It's been a while since I had a go at plywood, so here goes. It struck me the other day after seeing another fine traditional wooden boat restoration project completed that you seldom if ever hear about an old plywood boat being restored. That may be because, unlike a clinker or carvel boat, they never need restoring. Maybe. Some years ago I recall seeing something about one of the first cruising boats, Maid of Ply, under restoration. And then there's Kees Bruynzeel's fabulous Stormvogel. But she's exceptional.
More likely most old plywood cruising boats are simply not worth bothering about - all those Eventides and the like. And yet, why not? Darn sight easier to strip off a sheet or two of rotten plywood and reskin than all that palaver with planks and ribs and the rest.
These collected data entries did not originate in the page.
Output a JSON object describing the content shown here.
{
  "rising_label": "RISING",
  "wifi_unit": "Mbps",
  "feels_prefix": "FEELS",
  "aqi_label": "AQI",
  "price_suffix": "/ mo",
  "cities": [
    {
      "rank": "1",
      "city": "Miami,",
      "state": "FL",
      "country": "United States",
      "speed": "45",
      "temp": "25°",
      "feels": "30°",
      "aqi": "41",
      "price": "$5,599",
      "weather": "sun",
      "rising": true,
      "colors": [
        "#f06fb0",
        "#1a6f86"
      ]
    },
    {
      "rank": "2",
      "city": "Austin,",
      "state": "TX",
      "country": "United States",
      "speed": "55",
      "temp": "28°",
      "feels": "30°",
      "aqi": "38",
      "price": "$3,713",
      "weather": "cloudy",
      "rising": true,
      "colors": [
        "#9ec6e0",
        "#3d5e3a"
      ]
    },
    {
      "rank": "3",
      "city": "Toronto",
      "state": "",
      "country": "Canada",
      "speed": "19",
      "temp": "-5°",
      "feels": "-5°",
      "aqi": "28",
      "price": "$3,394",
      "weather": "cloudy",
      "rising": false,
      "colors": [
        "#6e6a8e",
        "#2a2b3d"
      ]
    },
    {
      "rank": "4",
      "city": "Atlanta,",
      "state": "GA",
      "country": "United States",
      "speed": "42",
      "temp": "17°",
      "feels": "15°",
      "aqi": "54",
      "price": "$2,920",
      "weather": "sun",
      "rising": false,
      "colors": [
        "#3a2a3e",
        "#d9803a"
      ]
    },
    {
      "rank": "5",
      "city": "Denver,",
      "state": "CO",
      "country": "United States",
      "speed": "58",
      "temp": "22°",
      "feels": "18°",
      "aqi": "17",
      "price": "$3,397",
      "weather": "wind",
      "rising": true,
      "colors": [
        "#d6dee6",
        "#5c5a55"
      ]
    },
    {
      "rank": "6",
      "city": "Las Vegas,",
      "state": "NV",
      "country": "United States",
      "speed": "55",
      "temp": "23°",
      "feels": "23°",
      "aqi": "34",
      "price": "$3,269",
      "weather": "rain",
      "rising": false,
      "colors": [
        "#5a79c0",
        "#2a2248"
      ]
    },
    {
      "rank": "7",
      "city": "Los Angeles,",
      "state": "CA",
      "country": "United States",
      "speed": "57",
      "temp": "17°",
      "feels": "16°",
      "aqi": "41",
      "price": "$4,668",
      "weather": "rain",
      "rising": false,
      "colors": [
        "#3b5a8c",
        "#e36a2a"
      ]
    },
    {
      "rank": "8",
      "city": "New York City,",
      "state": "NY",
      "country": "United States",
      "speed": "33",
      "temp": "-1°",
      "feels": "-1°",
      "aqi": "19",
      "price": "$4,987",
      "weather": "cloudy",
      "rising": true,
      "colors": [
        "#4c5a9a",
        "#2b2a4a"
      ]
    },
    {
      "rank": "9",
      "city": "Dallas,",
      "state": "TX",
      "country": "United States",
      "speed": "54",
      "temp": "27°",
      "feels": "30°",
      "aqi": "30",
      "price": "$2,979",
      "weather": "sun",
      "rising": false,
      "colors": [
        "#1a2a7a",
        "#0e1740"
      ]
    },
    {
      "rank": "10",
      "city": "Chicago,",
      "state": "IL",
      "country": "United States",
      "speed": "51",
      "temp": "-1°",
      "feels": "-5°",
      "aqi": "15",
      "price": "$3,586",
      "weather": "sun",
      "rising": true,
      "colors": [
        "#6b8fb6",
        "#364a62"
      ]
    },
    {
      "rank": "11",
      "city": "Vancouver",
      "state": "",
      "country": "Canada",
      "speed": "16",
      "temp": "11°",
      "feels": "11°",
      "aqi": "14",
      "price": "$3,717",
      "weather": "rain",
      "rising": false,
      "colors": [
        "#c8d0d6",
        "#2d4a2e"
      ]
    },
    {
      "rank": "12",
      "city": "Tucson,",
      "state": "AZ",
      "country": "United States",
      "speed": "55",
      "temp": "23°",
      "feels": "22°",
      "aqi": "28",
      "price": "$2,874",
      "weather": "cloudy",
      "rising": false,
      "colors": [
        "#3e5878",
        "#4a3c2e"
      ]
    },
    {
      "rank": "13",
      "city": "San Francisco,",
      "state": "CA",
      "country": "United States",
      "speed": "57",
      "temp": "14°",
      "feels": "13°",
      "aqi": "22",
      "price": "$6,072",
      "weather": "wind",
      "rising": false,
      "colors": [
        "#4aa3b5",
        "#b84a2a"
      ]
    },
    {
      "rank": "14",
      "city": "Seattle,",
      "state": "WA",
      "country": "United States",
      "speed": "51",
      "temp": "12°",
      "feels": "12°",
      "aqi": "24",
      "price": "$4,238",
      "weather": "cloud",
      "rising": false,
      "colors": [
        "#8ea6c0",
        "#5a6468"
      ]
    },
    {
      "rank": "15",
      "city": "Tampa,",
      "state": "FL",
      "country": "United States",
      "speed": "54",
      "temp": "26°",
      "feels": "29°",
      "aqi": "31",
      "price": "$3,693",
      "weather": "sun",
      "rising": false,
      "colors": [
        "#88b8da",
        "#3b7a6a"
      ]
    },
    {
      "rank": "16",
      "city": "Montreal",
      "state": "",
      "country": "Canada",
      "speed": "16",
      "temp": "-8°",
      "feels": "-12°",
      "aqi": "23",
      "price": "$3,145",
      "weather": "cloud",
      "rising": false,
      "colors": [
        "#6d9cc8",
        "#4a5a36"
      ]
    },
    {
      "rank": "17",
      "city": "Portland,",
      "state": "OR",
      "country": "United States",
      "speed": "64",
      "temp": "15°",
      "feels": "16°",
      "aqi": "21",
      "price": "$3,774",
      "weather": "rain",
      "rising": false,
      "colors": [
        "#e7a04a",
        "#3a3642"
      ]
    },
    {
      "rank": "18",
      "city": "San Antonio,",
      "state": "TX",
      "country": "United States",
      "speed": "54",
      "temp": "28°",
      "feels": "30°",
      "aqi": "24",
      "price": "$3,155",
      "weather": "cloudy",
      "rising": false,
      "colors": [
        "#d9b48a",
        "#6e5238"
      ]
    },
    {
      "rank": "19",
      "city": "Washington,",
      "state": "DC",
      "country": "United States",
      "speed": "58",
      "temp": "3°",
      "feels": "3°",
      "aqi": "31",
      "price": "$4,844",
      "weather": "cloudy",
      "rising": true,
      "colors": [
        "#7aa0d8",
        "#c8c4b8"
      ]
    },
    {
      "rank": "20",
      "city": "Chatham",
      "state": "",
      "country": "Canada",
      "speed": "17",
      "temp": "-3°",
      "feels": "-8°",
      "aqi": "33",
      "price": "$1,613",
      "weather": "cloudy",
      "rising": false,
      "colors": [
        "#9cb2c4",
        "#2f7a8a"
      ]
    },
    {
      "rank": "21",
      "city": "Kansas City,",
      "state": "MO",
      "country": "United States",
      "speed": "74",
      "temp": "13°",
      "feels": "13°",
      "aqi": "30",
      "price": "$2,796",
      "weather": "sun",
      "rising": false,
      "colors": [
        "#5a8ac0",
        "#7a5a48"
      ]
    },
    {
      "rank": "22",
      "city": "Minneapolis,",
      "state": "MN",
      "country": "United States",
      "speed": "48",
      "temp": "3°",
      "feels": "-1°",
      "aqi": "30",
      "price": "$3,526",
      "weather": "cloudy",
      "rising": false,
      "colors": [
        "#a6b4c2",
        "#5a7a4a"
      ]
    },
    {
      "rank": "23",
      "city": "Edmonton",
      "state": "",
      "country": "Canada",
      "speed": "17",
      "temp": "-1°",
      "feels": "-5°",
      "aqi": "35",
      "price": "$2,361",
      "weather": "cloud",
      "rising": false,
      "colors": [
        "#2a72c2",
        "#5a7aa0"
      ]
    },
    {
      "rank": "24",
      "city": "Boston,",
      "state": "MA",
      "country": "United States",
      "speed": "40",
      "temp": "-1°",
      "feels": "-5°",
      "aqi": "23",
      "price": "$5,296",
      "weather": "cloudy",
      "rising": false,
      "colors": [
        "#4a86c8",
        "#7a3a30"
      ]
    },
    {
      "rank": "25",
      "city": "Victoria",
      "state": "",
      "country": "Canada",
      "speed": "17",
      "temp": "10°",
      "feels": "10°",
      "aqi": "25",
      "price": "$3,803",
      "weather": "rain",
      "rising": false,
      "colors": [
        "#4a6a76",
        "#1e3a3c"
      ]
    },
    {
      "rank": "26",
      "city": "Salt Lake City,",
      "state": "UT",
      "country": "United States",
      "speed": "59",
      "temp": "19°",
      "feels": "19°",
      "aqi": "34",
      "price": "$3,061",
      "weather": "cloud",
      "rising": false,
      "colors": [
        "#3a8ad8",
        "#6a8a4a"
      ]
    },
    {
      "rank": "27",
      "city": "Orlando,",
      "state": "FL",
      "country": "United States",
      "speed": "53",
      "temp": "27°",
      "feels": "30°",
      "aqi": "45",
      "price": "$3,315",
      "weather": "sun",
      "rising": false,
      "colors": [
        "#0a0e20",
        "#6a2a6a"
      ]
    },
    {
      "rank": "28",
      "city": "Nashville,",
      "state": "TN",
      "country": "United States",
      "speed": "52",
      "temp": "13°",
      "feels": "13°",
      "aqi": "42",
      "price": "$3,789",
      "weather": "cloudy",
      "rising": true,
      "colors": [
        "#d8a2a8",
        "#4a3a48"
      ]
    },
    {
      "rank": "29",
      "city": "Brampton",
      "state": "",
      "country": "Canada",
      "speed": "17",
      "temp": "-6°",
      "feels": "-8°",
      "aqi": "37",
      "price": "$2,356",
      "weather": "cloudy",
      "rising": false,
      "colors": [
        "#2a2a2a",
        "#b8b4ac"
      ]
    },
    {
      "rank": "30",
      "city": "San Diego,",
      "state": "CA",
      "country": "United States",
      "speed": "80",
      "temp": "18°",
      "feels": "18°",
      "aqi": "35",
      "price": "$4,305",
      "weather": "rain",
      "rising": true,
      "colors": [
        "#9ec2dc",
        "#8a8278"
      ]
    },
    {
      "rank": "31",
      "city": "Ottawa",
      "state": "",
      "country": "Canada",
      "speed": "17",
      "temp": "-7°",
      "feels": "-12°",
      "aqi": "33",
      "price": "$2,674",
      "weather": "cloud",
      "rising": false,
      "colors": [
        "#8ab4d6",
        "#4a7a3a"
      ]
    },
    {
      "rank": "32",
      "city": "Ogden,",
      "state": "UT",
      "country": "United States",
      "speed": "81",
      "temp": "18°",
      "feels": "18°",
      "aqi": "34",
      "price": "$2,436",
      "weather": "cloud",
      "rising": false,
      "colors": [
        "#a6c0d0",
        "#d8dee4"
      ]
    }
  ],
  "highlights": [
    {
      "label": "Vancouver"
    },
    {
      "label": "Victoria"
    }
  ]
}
Meanwhile, here's a cautionary tale that applies to all clinker boats of a certain age. At some point in their lives someone comes up with the brilliant idea to cover them in glassfibre. This, I have to tell you, is the beginning of the end. It is the last gasp; the final phase in the life of a clinker boat. Indeed of any wooden boat traditionally built.
I have one such under repair in my shed as I write. It is, if I had to describe it honestly, a thin glassfibre shell, lined with slowly rotting wood. Thing is, water coming in from above will inevitably find its way out via the plank lands, and any convenient exit points - splits and such. As the glassfibre will not have adhered to the damp and expanding/contracting wooden planks, the water will seep between planks and glassfibre, settling in the keel.
The keel band will have been attached after the glassfibre skin has cured with screws, which will leak water from below. And there is nothing you can do to stop the rot, short of pouring in a gallon of Cuprinol which will slow the process.
The good news is that old boats tend to hang together through force of habit. It must be true, as there's nothing much else holding this one together. I will do my best, and she will last a good five years or more. But why oh why did someone not simply replace the damaged planks? A clinker boat is, after all, infinitely repairable.